In jüngerer Zeit wird die Rolle der Hussaria bei der Abwehr der Türken 1683 betont, wobei auch islamophobe Stereotype bedient werden. So wird z. B. die zufällige Datumsgleichheit der Schlacht am Kahlenberg und der Terroranschläge am 11. September 2001 hervorgehoben, worauf auch der Originaltitel (The Day of the Siege: September Eleven 1683) des 2012er-Spielfilms Die Belagerung anspielt. Polnische Rechtsradikale bedienen sich des Motivs der Flügelhusaren in ihrer Propaganda, in der Polen als Bollwerk Europas gegen eine angebliche Islamisierung dargestellt wird.[2]
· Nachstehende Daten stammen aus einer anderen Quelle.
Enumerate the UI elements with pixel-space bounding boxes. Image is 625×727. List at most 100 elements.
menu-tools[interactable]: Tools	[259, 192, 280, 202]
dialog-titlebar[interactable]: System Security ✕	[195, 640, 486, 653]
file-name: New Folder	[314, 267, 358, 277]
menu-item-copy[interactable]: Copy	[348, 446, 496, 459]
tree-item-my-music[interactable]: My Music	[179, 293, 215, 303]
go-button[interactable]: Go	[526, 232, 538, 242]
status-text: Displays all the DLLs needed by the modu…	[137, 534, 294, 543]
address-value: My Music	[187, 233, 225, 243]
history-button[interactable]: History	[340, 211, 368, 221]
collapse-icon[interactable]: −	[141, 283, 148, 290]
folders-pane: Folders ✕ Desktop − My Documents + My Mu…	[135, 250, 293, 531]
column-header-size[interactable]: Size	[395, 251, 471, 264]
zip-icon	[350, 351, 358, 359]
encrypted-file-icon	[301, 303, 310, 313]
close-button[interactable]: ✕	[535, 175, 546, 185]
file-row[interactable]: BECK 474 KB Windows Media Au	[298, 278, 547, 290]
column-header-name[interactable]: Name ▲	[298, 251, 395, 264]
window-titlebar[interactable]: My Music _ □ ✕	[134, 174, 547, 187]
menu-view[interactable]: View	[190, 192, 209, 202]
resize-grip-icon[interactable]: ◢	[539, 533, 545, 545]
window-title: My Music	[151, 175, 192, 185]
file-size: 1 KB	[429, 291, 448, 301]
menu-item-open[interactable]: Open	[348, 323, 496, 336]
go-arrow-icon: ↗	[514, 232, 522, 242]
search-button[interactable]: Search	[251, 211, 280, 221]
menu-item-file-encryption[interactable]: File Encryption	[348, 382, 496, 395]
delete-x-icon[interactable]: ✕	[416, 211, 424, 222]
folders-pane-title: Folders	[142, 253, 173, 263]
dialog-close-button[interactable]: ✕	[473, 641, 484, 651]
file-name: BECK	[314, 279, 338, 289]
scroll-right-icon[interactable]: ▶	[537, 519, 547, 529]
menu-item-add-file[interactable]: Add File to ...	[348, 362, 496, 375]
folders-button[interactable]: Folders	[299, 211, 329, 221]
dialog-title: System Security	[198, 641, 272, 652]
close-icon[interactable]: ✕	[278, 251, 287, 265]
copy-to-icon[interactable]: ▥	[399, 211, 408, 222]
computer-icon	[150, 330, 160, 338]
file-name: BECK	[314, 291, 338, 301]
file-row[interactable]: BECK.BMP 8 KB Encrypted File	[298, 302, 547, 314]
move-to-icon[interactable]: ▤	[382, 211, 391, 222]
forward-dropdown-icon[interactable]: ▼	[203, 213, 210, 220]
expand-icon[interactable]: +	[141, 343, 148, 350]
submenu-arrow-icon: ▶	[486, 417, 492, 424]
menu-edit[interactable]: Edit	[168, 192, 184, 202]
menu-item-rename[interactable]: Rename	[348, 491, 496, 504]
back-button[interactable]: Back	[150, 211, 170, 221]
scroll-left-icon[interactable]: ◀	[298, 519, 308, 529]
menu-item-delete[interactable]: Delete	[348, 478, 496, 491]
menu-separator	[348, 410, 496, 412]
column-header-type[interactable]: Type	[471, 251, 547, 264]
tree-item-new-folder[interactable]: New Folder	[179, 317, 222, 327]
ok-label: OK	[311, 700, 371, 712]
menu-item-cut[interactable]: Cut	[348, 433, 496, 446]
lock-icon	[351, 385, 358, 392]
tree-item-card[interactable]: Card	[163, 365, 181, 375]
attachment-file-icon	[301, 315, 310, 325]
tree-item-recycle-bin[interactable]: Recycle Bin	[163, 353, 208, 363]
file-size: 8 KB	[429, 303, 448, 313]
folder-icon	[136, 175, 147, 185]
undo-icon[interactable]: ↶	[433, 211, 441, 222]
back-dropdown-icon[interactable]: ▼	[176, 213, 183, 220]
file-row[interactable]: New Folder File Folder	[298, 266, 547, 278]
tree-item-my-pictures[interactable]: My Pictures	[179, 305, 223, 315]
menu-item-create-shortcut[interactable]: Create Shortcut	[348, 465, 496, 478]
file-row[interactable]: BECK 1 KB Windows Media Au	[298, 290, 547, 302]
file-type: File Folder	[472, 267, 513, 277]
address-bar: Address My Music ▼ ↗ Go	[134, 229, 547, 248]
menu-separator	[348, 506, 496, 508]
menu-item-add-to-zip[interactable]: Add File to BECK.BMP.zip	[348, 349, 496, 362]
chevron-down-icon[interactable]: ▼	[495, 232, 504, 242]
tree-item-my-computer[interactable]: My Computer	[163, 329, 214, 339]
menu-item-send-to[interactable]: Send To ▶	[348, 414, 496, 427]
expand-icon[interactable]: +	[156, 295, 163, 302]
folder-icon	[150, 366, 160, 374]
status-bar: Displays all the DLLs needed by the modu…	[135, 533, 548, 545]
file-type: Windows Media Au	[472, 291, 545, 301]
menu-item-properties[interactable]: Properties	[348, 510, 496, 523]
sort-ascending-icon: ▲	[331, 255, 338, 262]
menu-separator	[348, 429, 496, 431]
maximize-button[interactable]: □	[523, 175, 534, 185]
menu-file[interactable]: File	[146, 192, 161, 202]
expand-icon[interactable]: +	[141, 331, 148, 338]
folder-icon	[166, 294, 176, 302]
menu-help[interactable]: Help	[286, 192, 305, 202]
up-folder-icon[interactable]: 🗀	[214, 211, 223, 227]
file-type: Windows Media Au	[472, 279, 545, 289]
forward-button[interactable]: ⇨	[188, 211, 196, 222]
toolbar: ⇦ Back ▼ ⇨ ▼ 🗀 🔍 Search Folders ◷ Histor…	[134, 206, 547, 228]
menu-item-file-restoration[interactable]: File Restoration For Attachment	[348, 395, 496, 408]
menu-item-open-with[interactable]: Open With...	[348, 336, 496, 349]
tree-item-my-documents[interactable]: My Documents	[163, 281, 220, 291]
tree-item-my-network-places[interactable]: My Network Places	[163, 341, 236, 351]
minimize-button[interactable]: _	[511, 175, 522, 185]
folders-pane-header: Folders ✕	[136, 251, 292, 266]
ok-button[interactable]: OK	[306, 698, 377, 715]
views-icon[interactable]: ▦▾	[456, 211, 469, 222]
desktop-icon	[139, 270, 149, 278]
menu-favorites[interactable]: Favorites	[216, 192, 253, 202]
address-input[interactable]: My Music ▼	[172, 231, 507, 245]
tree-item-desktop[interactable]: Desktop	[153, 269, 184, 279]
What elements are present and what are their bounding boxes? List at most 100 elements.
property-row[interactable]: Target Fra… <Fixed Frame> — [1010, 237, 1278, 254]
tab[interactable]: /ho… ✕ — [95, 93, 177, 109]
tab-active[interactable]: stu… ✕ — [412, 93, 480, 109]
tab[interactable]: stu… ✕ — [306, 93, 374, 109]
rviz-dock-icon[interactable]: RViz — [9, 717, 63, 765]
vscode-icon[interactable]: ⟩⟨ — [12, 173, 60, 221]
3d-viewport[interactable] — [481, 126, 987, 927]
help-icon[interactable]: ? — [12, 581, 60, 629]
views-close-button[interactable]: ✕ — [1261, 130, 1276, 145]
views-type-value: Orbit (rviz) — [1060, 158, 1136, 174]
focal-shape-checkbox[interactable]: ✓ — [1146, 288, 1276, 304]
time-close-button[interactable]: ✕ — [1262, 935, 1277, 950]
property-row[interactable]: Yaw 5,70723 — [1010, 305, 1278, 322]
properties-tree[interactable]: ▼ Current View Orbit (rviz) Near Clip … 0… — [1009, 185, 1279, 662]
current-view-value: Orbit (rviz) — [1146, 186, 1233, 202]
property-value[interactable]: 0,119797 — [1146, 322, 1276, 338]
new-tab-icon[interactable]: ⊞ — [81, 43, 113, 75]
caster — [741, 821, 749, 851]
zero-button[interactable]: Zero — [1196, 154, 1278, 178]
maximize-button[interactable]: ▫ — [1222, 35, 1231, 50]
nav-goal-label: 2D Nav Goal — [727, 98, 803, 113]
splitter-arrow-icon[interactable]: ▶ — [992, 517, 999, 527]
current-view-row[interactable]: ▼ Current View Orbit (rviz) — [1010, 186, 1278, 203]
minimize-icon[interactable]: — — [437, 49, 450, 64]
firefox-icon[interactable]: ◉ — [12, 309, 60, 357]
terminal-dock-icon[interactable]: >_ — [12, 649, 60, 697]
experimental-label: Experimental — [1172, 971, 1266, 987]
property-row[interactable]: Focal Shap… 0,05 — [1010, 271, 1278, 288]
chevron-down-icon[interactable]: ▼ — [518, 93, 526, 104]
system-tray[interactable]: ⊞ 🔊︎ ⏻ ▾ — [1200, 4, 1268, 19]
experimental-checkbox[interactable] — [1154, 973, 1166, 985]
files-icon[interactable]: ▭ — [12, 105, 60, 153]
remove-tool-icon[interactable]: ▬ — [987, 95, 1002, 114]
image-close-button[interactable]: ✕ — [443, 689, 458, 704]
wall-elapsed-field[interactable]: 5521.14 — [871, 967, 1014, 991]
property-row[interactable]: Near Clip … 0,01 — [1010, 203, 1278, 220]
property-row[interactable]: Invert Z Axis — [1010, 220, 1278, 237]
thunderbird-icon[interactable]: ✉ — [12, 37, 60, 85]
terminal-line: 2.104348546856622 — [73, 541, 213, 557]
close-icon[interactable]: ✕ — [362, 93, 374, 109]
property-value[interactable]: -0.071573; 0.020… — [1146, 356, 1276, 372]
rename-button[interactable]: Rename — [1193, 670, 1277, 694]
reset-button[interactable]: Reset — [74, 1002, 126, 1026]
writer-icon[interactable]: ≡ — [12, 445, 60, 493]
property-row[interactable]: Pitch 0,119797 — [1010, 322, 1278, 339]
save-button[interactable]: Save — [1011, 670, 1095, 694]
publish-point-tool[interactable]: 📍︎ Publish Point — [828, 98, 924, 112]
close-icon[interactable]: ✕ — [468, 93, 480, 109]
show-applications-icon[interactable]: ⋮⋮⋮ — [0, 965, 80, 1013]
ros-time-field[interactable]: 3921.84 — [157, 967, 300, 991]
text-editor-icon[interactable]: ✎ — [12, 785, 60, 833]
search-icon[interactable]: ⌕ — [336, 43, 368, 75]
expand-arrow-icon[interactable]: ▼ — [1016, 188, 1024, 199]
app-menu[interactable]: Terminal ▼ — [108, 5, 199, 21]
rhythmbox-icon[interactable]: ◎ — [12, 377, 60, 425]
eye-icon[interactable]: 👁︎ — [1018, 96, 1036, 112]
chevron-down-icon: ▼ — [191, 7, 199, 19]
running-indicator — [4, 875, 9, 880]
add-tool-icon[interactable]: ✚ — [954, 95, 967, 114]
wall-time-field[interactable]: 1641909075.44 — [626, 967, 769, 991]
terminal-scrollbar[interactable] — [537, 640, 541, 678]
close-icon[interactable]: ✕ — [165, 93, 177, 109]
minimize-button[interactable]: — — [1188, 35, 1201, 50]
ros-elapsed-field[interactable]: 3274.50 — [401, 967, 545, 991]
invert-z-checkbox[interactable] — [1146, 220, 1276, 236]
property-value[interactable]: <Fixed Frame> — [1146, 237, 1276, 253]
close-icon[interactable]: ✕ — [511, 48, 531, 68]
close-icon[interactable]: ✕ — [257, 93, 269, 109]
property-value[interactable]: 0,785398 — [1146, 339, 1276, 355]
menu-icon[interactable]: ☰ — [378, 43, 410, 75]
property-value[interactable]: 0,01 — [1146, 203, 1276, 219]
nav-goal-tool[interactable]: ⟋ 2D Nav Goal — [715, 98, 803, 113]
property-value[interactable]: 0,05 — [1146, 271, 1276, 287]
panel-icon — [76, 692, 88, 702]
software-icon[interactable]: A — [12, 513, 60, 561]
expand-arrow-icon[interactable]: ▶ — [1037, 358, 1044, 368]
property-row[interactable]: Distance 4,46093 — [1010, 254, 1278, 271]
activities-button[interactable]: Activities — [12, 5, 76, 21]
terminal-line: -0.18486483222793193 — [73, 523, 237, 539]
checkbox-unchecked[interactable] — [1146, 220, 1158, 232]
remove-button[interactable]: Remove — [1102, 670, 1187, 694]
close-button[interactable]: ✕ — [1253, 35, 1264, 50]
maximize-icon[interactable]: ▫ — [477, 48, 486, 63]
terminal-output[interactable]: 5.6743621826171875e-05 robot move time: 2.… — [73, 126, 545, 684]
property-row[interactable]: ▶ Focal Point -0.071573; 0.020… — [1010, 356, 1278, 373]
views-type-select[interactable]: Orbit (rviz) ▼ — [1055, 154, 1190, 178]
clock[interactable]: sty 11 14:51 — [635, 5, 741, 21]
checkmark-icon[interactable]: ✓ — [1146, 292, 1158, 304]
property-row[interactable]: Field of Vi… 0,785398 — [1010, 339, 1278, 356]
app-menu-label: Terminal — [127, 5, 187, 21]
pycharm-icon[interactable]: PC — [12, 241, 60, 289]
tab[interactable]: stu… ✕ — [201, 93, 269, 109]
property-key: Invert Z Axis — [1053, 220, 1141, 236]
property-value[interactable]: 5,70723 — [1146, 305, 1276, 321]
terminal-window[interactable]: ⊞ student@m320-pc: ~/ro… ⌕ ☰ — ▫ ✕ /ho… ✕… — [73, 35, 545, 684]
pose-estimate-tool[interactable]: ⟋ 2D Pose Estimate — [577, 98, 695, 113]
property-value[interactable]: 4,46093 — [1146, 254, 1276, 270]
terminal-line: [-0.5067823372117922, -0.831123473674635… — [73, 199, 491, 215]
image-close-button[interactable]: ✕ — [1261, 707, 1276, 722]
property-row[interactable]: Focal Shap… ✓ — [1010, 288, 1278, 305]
Umgekehrt ist die Hussaria für das russisch-ukrainische Kosakentum das Symbol der polnisch-litauischen Unterdrückung und wurde entsprechend in Gogols Erzählung Taras Bulba und dessen Verfilmungen (1936, 1962 und 2009) sowie in der sowjetischen Filmbiografie über den Kosakenführer Bohdan Chmelnyzkyj von 1941 und im 2007er russischen Historienfilm 1612 – Der blutige Kampf um das Vaterland … dargestellt.

Literatur

  • Jerzy Cichowski, Andrzej Szulczyński: Husaria. Warschau 1977, OCLC 3483516.
  • Richard Brzezinski: Polish Armies 1569–1696. Band 1, (Osprey Men-at-Arms 188) Osprey, Oxford 1987, ISBN 0-85045-736-X.
  • Richard Brzezinski: Polish Winged Hussar 1576–1775. (Osprey Warrior 94) Osprey, Oxford 2006, ISBN 1-84176-650-X.

Einzelnachweise

  1. Geschichte der Hussaria. Abgerufen am 4. März 2017.
  2. Irene Götz, Klaus Roth, Marketa Spiritova (Herausgeber): Neuer Nationalismus im östlichen Europa: Kulturwissenschaftliche Perspektiven. Bielefeld 2018, ISBN 978-3-8394-3962-3, Seite 275f.